The presence in a state of a corporation in the regular sense in which that term is used has never been doubted when the activities of the corporation in the state have been not only continuous and systematic but also give rise to the liability sued on. Likewise it has been generally recognized that casual presence of the corporation agent or his conduct of single or isolated items of activities in behalf of the corporation are not enough to subject the corporation to a suit on causes of action unconnected with the activities in the state.

In the instant case, the activities of the defendant, Olin Industries, Inc., have not been merely casual or isolated. They have been systematic and carried on with one end in view, the promotion and increase of the sales of its products to consumers in Arkansas and, while the sale of certain products may have been stressed more than others, yet all of the activities were conducted with one purpose in view. The Olin Industries, Inc., needs no advice from any court on how to successfully operate a business. Their business acumen has dictated their policy and their contacts in the State of Arkansas, and such contacts and conduct must have been profitable else they would have been abandoned and not continued. If it was not too inconvenient for the defendant to create and maintain these contacts in the state, it would seem logical that it would not be extraordinarily inconvenient for it to be required to defend the plaintiff's alleged cause of action since the use of its product allegedly produced the injury.

In further testing the extent to which a state may go in the enactment of legislation governing the service of process on a foreign corporation, the court should bear in mind the following statement in the opinion in the International Shoe Company case, supra, 326 U.S. at page 319, 66 S.Ct. at page 159:

"It is evident that the criteria by which we mark the boundary line between those activities which justify the subjection of a corporation to suit, and those which do not, cannot be simply mechanical or quantitative. The test is not merely, as has sometimes been suggested, whether the activity, which the corporation has seen fit to procure through its agents in another state, is a little more or a little less. St. Louis S. W. R. Co. v. Alexander, supra, 227 U.S. [218] 228, 33 S.Ct. [245] 248, 57 L. Ed. 486; International Harvester Co. v. Kentucky, supra, 234 U.S. [579] 587, 34 S.Ct. [944] 946, 58 L. Ed. 1479. Whether due process is satisfied must depend rather upon the quality and nature of the activity in relation to the fair and orderly administration of the laws which it was the purpose of the due process clause to insure. That clause does not contemplate that a state may make binding a judgment in personam against an individual or corporate defendant with which the state has no contacts, ties, or relations. Cf. Pennoyer v. Neff, supra [95 U.S. 714, 24 L. Ed. 565]; Minnesota Commercial Men's Ass'n v. Benn, 261 U.S. 140, 43 S. Ct. 293, 67 L. Ed. 573.

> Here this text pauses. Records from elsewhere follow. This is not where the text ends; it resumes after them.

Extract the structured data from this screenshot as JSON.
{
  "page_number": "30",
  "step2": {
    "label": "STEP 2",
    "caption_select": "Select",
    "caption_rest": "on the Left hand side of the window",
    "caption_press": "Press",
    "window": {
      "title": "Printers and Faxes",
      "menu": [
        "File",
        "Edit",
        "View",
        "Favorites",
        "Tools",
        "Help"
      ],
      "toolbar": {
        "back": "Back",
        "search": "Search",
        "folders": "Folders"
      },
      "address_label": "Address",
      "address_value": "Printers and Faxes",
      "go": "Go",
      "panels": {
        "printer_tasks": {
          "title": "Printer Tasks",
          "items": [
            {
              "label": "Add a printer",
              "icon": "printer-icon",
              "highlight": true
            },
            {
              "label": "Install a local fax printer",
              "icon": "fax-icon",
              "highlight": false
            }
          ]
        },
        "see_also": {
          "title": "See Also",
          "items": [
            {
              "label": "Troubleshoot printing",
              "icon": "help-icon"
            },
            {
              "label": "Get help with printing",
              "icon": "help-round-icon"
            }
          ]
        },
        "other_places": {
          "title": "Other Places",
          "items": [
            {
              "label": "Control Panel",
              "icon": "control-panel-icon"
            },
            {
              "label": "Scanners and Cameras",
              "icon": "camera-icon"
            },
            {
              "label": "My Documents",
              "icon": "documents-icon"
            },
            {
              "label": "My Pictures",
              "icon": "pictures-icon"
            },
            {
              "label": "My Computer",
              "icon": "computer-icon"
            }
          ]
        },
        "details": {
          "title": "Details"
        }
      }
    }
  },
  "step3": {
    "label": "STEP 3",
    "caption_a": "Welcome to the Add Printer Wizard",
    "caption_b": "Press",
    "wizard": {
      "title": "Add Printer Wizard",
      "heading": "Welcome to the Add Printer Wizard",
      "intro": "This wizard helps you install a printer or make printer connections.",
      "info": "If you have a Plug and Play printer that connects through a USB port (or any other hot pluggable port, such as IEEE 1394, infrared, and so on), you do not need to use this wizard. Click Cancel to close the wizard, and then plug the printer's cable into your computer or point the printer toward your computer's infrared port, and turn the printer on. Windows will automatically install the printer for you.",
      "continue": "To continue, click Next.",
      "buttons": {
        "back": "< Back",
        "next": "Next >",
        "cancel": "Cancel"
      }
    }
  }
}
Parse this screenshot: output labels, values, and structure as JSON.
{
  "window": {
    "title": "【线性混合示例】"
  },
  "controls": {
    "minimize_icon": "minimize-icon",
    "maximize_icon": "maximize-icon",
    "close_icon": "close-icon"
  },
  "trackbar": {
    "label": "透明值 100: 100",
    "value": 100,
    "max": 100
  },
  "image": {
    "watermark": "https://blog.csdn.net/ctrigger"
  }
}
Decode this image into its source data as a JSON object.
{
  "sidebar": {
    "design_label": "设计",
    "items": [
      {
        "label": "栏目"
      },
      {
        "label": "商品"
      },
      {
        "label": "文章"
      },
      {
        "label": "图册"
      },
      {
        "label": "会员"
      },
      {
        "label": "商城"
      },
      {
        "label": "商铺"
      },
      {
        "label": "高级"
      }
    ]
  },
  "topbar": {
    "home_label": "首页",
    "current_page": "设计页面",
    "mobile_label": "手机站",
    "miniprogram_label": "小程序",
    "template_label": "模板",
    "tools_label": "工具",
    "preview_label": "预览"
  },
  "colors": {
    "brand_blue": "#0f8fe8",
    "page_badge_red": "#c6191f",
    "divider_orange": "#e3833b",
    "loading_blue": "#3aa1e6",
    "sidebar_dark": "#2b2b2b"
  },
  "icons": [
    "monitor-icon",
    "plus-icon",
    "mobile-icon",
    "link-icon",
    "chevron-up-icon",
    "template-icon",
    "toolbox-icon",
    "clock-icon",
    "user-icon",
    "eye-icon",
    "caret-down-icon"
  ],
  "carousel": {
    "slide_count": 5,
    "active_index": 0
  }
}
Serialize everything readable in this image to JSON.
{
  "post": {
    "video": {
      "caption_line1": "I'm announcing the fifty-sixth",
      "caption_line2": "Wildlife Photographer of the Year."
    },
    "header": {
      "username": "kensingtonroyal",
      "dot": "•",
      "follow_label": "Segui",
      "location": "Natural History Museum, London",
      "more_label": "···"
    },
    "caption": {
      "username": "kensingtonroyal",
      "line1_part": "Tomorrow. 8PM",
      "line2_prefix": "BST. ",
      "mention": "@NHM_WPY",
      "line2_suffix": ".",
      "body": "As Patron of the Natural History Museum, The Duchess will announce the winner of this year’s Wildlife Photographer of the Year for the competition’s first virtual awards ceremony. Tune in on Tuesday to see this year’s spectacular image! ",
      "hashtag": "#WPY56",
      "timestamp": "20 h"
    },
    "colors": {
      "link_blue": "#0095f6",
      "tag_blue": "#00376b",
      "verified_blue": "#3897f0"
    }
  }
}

"But to the extent that a corporation exercises the privilege of conducting activities within a state, it enjoys the benefits and protection of the laws of that state. The exercise of that privilege may give rise to obligations; and, so far as those obligations arise out of or are connected with the activities within the state, a procedure which requires the corporation to respond to a suit brought to enforce them can, in most instances, hardly be said to be undue. *247 Compare International Harvester Co. v. Kentucky, supra, with Green v. Chicago, B. & Q. R. Co., supra [205 U.S. 530, 27 S. Ct. 595, 51 L. Ed. 916], and People's Tobacco Co. v. American Tobacco Co., supra [246 U.S. 79, 38 S. Ct. 233, 62 L. Ed. 587]. Compare Connecticut Mutual Life Ins. Co. v. Spratley, supra, 172 U.S. [602] 619, 620, 19 S.Ct. [308] 314, 315, 43 L. Ed. 569, and Commercial Mutual Accident Co. v. Davis, supra [213 U.S. 245, 29 S. Ct. 445, 53 L. Ed. 782], with Old Wayne Life Ass'n v. McDonough, supra. See 29 Columbia Law Review, 187-195."

It follows from an application of the Statutes of Arkansas and the law as declared by the United States Supreme Court that the service of process issued on the amendment to the amended complaint on the defendant, Olin Industries, Inc., is valid, and the motion to quash should be overruled.